Swatch tickt richtig - Gewinn über den Erwartungen
Die Swatch Group SA hat im vergangenen Geschäftsjahr 2009 einen Rückgang bei Konzern- und Betriebsgewinn hinnehmen müssen: Der Gewinn sank um 8,9 Prozent auf 763 Millionen Franken, der operative Gewinin um 24,9 Prozent auf 903 Millionen Franken. Die Reingewinnmarge war allerdings mit 14,8 Prozent unverändert gegenüber dem Vorjahr, die operative Marge sank auf 17,6 (21,2) Prozent.
Die Gewinnzahlen haben die Schätzungen trotz Rückgang deutlich übertroffen. Der AWP-Konsens lag für den Konzerngewinn bei 698 Millionen und für den Betriebsgewinn bei 838 Millionen Franken. . Der Umsatz wurde bereits im Januar veröffentlicht: Er sank (bereinigt) um 8,1 Prozente auf 5,421 Milliarden Franken.
Den Aktionären wird an der kommenden Generalversammlung eine leicht tiefere Dividende als im Vorjahr vorgeschlagen: Je Inhaberaktien sollen vier (4,25) Franken, je Namenaktien 0,80 (0,85) Franken ausgeschüttet werden.
Für die weitere Geschäftsentwicklung gibt sich der Konzern "sehr zuversichtlich", dass die Gruppe im Jahr 2010 weiteres organisches Umsatzwachstum und Margenverbesserungen erzielen wird. Die Hauptgründe für diesen positiven Ausblick seien der gute Jahresauftakt 2010 mit Januarverkäufen entsprechend dem zweitbesten Monat Januar in der Geschichte der Gruppe und "ausgezeichneten Aussichten" für das restliche Jahr.

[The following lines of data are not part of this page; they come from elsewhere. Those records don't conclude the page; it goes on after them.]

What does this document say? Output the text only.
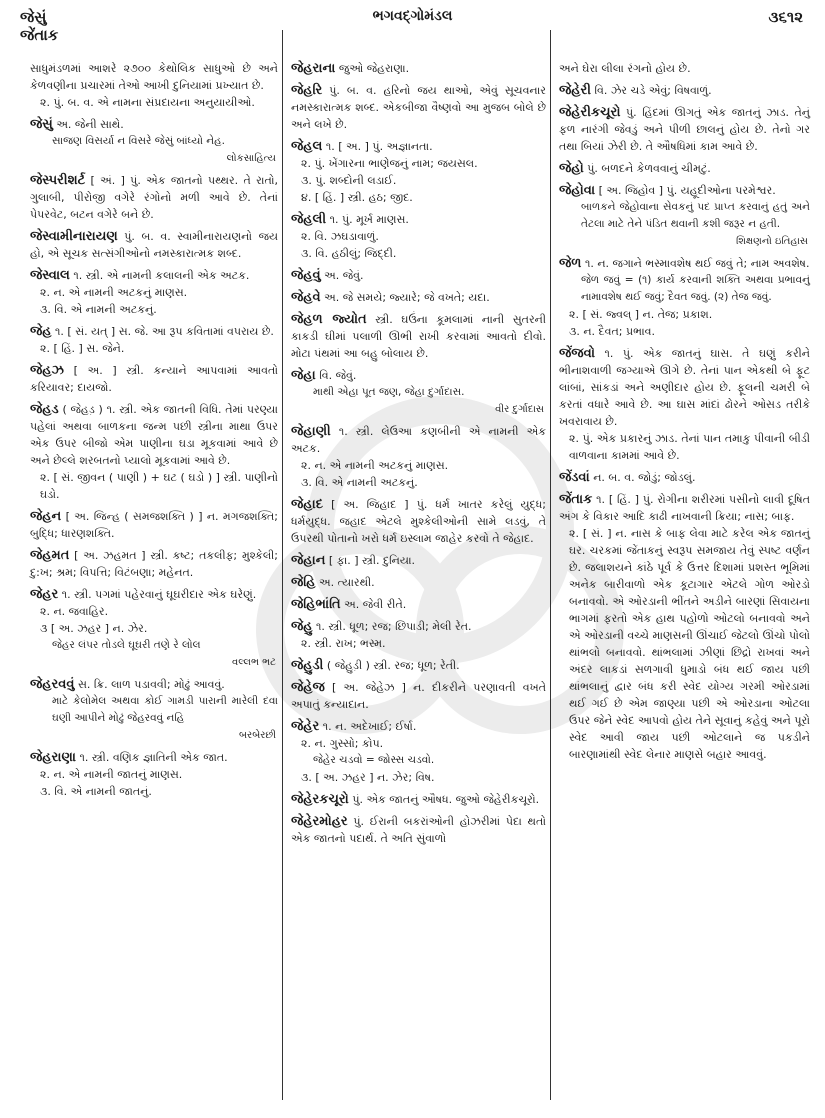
જેસું
જેંતાક
ભગવદ્ગોમંડલ	૩૬૧૨
સાધુમંડળમાં આશરે ૨૭૦૦ કેથોલિક સાધુઓ છે અને કેળવણીના પ્રચારમાં તેઓ આખી દુનિયામાં પ્રખ્યાત છે.
૨. પું. બ. વ. એ નામના સંપ્રદાયના અનુયાયીઓ.
જેસું અ. જેની સાથે.
સાજણ વિસર્યા ન વિસરે જેસું બાંધ્યો નેહ.
લોકસાહિત્ય
જેસ્પરીશર્ટ [ અં. ] પું. એક જાતનો પથ્થર. તે રાતો, ગુલાબી, પીરોજી વગેરે રંગોનો મળી આવે છે. તેનાં પેપરવેટ, બટન વગેરે બને છે.
જેસ્વામીનારાયણ પું. બ. વ. સ્વામીનારાયણનો જય હો, એ સૂચક સત્સંગીઓનો નમસ્કારાત્મક શબ્દ.
જેસ્વાલ ૧. સ્ત્રી. એ નામની કલાલની એક અટક.
૨. ન. એ નામની અટકનું માણસ.
૩. વિ. એ નામની અટકનું.
જેહ ૧. [ સં. યત્ ] સ. જે. આ રૂપ કવિતામાં વપરાય છે.
૨. [ હિં. ] સ. જેને.
જેહઝ [ અ. ] સ્ત્રી. કન્યાને આપવામાં આવતો કરિયાવર; દાયજો.
જેહડ ( જેહડ઼ ) ૧. સ્ત્રી. એક જાતની વિધિ. તેમાં પરણ્યા પહેલાં અથવા બાળકના જન્મ પછી સ્ત્રીના માથા ઉપર એક ઉપર બીજો એમ પાણીના ઘડા મૂકવામાં આવે છે અને છેલ્લે શરબતનો પ્યાલો મૂકવામાં આવે છે.
૨. [ સં. જીવન ( પાણી ) + ઘટ ( ઘડો ) ] સ્ત્રી. પાણીનો ઘડો.
જેહન [ અ. જિન્હ ( સમજશક્તિ ) ] ન. મગજશક્તિ; બુદ્ધિ; ધારણશક્તિ.
જેહમત [ અ. ઝહમત ] સ્ત્રી. કષ્ટ; તકલીફ; મુશ્કેલી; દુ:ખ; શ્રમ; વિપત્તિ; વિટંબણા; મહેનત.
જેહર ૧. સ્ત્રી. પગમાં પહેરવાનું ઘૂઘરીદાર એક ઘરેણું.
૨. ન. જવાહિર.
૩ [ અ. ઝહર ] ન. ઝેર.
જેહર લંપર તોડલે ઘૂઘરી તણે રે લોલ
વલ્લભ ભટ
જેહરવવું સ. ક્રિ. લાળ પડાવવી; મોઢું આવવું.
માટે કેલોમેલ અથવા કોઈ ગામડી પારાની મારેલી દવા ઘણી આપીને મોઢું જેહરવવું નહિ
બરબેરછી
જેહરાણા ૧. સ્ત્રી. વણિક જ્ઞાતિની એક જાત.
૨. ન. એ નામની જાતનું માણસ.
૩. વિ. એ નામની જાતનું.
જેહરાના જુઓ જેહરાણા.
જેહરિ પું. બ. વ. હરિનો જય થાઓ, એવું સૂચવનાર નમસ્કારાત્મક શબ્દ. એકબીજા વૈષ્ણવો આ મુજબ બોલે છે અને લખે છે.
જેહલ ૧. [ અ. ] પું. અજ્ઞાનતા.
૨. પું. ખેંગારના ભાણેજનું નામ; જયસલ.
૩. પું. શબ્દોની લડાઈ.
૪. [ હિં. ] સ્ત્રી. હઠ; જીદ.
જેહલી ૧. પું. મૂર્ખ માણસ.
૨. વિ. ઝઘડાવાળું.
૩. વિ. હઠીલું; જિદ્દી.
જેહવું અ. જેવું.
જેહવે અ. જે સમયે; જ્યારે; જે વખતે; યદા.
જેહળ જ્યોત સ્ત્રી. ઘઉંના કૂમલામાં નાની સુતરની કાકડી ઘીમાં પલાળી ઊભી રાખી કરવામાં આવતો દીવો. મોટા પંથમાં આ બહુ બોલાય છે.
જેહા વિ. જેવું.
માથી એહા પૂત જણ, જેહા દુર્ગાદાસ.
વીર દુર્ગાદાસ
જેહાણી ૧. સ્ત્રી. લેઉઆ કણબીની એ નામની એક અટક.
૨. ન. એ નામની અટકનું માણસ.
૩. વિ. એ નામની અટકનું.
જેહાદ [ અ. જિહાદ ] પું. ધર્મ ખાતર કરેલું યુદ્ધ; ધર્મયુદ્ધ. જહાદ એટલે મુશ્કેલીઓની સામે લડવું, તે ઉપરથી પોતાનો ખરો ધર્મ ઇસ્લામ જાહેર કરવો તે જેહાદ.
જેહાન [ ફા. ] સ્ત્રી. દુનિયા.
જેહિ અ. ત્યારથી.
જેહિભાંતિ અ. જેવી રીતે.
જેહુ ૧. સ્ત્રી. ધૂળ; રજ; છિપાડી; મેલી રેત.
૨. સ્ત્રી. રાખ; ભસ્મ.
જેહુડી ( જેહુડ઼ી ) સ્ત્રી. રજ; ધૂળ; રેતી.
જેહેજ [ અ. જેહેઝ ] ન. દીકરીને પરણાવતી વખતે અપાતું કન્યાદાન.
જેહેર ૧. ન. અદેખાઈ; ઈર્ષા.
૨. ન. ગુસ્સો; કોપ.
જેહેર ચડવો = જોસ્સ ચડવો.
૩. [ અ. ઝહર ] ન. ઝેર; વિષ.
જેહેરકચૂરો પું. એક જાતનું ઔષધ. જુઓ જેહેરીકચૂરો.
જેહેરમોહર પું. ઈરાની બકરાંઓની હોઝરીમાં પેદા થતો એક જાતનો પદાર્થ. તે અતિ સુંવાળો
અને ઘેરા લીલા રંગનો હોય છે.
જેહેરી વિ. ઝેર ચડે એવું; વિષવાળું.
જેહેરીકચૂરો પું. હિંદમાં ઊગતું એક જાતનું ઝાડ. તેનું ફળ નારંગી જેવડું અને પીળી છાલનું હોય છે. તેનો ગર તથા બિયાં ઝેરી છે. તે ઔષધિમાં કામ આવે છે.
જેહો પું. બળદને કેળવવાનું ચીમટું.
જેહોવા [ અ. જિહોવ ] પું. યહૂદીઓના પરમેશ્વર.
બાળકને જેહોવાના સેવકનું પદ પ્રાપ્ત કરવાનું હતું અને તેટલા માટે તેને પંડિત થવાની કશી જરૂર ન હતી.
શિક્ષણનો ઇતિહાસ
જેળ ૧. ન. જગાને ભસ્માવશેષ થઈ જવું તે; નામ અવશેષ.
જેળ જવું = (૧) કાર્ય કરવાની શક્તિ અથવા પ્રભાવનું નામાવશેષ થઈ જવું; દૈવત જવું. (૨) તેજ જવું.
૨. [ સં. જ્વલ્ ] ન. તેજ; પ્રકાશ.
૩. ન. દૈવત; પ્રભાવ.
જેંજવો ૧. પું. એક જાતનું ઘાસ. તે ઘણું કરીને ભીનાશવાળી જગ્યાએ ઊગે છે. તેનાં પાન એકથી બે ફૂટ લાંબાં, સાંકડાં અને અણીદાર હોય છે. ફૂલની ચમરી બે કરતાં વધારે આવે છે. આ ઘાસ માંદાં ઢોરને ઓસડ તરીકે ખવરાવાય છે.
૨. પું. એક પ્રકારનું ઝાડ. તેનાં પાન તમાકુ પીવાની બીડી વાળવાના કામમાં આવે છે.
જેંડવાં ન. બ. વ. જોડું; જોડલું.
જેંતાક ૧. [ હિં. ] પું. રોગીના શરીરમાં પસીનો લાવી દૂષિત અંગ કે વિકાર આદિ કાઢી નાખવાની ક્રિયા; નાસ; બાફ.
૨. [ સં. ] ન. નાસ કે બાફ લેવા માટે કરેલ એક જાતનું ઘર. ચરકમાં જેંતાકનું સ્વરૂપ સમજાય તેવું સ્પષ્ટ વર્ણન છે. જલાશયને કાંઠે પૂર્વ કે ઉત્તર દિશામાં પ્રશસ્ત ભૂમિમાં અનેક બારીવાળો એક કૂટાગાર એટલે ગોળ ઓરડો બનાવવો. એ ઓરડાની ભીંતને અડીને બારણાં સિવાયના ભાગમાં ફરતો એક હાથ પહોળો ઓટલો બનાવવો અને એ ઓરડાની વચ્ચે માણસની ઊંચાઈ જેટલો ઊંચો પોલો થાંભલો બનાવવો. થાંભલામાં ઝીણાં છિદ્રો રાખવાં અને અંદર લાકડાં સળગાવી ધુમાડો બંધ થઈ જાય પછી થાંભલાનું દ્વાર બંધ કરી સ્વેદ યોગ્ય ગરમી ઓરડામાં થઈ ગઈ છે એમ જાણ્યા પછી એ ઓરડાના ઓટલા ઉપર જેને સ્વેદ આપવો હોય તેને સૂવાનું કહેવું અને પૂરો સ્વેદ આવી જાય પછી ઓટલાને જ પકડીને બારણામાંથી સ્વેદ લેનાર માણસે બહાર આવવું.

Ausserdem stellten die Positionierung in allen Marktsegmenten und die breite geografische Präsenz wichtige Erfolgsfaktoren in der Uhrenindustrie dar. Dank der soliden Bilanz und der verbesserten Fähigkeit zur Generierung von Cashflow werde die Gruppe sogar "gestärkt aus der Finanzkrise" hervorgehen, heisst es.
Der Verwaltungsrat schlägt der Generalversammlung neue Mitglieder für den Verwaltungsrat vor: Es sind dies der frühere SNB-Präsident Jean-Pierre Roth und Georges Nicolas Hayek.